Europe Sees No Let Up in Refugee Crisis as January Arrivals Soar (BBG)

The number of refugees entering Europe in the first 10 days of 2016 is already three times the level in all of January 2015, signaling no let up in the pressure facing the region’s leaders amid the biggest wave of migration since World War II. The number of migrants crossing the Mediterranean Sea to the European Union from Turkey, the Middle East and North Africa reached 18,384 through Jan. 10, according to the United Nations Refugee Agency. That compares with 5,550 in January last year. “This year, these weeks, the coming months must be dedicated to delivering clear results in terms of regaining controls of flows and of our borders,” EC Vice President Frans Timmermans told reporters in Brussels on Wednesday after discussing the latest situation with EU commissioners.

Turmoil in Syria and across the Arab world triggered an influx of more than 1 million people arriving in the EU last year. Faced with migration in such unprecedented numbers, governments have reintroduced internal border checks, tried – and failed – to share refugees between one another and have been forced to defend their policies amid anger at violence allegedly perpetrated by the recent arrivals.

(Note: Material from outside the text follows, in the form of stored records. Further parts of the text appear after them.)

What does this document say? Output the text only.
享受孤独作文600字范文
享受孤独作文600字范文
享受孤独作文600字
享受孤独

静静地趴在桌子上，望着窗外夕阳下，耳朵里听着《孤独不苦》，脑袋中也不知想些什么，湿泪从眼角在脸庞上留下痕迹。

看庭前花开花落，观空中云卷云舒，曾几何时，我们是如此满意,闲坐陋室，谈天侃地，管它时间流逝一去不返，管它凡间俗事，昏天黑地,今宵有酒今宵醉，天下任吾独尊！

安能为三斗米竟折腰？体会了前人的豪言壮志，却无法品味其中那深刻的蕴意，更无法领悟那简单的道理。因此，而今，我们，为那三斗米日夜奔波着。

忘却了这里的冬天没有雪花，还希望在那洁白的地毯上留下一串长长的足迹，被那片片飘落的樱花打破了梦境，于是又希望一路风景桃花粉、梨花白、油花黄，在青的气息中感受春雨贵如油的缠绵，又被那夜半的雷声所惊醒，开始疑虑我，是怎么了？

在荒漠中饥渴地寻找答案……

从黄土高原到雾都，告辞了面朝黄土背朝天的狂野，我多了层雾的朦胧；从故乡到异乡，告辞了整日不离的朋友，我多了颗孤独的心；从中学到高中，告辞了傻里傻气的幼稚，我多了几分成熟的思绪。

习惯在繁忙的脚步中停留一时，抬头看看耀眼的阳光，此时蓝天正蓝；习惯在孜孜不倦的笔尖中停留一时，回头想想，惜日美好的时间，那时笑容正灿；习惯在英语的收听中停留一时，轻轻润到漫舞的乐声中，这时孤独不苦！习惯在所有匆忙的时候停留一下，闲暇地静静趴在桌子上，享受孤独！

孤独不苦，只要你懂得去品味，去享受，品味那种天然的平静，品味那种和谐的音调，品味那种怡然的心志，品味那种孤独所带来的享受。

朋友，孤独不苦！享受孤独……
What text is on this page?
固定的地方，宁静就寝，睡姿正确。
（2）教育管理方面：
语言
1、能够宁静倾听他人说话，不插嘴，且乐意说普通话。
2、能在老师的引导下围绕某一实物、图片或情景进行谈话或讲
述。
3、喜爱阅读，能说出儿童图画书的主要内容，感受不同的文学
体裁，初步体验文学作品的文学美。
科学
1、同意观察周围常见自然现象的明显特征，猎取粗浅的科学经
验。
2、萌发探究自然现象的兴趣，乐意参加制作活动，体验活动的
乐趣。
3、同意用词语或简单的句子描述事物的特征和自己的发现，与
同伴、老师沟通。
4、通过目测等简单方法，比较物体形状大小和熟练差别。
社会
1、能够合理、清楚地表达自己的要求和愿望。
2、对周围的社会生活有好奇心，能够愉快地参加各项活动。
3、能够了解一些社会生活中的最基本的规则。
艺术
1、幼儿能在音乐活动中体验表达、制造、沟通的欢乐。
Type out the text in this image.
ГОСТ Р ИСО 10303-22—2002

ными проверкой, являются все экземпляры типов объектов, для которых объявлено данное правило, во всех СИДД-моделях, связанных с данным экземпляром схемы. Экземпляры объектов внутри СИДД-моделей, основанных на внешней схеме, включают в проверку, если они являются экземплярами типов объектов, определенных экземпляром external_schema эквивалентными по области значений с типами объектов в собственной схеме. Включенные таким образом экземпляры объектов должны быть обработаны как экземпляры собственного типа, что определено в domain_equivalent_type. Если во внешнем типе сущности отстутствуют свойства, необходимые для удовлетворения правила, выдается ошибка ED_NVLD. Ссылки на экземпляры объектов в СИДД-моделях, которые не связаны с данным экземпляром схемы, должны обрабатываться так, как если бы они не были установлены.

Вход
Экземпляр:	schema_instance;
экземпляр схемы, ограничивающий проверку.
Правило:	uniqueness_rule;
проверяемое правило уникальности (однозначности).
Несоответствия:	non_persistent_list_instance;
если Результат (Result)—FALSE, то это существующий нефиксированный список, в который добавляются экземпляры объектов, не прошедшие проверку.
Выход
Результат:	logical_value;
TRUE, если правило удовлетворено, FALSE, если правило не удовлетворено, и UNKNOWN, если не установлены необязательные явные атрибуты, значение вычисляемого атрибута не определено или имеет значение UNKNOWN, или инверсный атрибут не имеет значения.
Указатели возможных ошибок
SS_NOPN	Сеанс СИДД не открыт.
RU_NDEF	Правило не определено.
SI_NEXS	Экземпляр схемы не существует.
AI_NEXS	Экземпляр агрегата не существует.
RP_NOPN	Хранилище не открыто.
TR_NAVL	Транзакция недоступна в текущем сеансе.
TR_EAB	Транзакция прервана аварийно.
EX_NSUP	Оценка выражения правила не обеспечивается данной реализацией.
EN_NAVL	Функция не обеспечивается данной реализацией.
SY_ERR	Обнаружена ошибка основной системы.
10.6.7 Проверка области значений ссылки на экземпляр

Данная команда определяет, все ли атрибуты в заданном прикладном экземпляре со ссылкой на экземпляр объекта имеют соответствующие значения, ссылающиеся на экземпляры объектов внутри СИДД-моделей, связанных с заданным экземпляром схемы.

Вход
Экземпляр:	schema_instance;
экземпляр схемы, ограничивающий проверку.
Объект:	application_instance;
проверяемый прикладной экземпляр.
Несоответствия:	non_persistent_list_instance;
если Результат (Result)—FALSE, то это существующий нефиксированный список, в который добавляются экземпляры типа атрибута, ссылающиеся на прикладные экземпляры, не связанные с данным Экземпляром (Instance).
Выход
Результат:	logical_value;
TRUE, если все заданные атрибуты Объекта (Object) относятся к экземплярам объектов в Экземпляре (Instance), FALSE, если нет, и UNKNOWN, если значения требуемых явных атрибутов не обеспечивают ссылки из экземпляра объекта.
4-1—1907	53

The number of refugees entering the EU increased month-on-month from January 2015 until hitting a peak of 221,374 in October, according to the agency. The level fell back to 118,445 last month as bad weather deterred people from making the journey. Almost a third of those arriving are children. So far this year 49 people have either died or are missing having attempted to cross into Europe. EU countries need to work together to tackle the “root causes” of the refugee influx, Timmermans said. Work must also step up on “returning those who have no right to international protection.”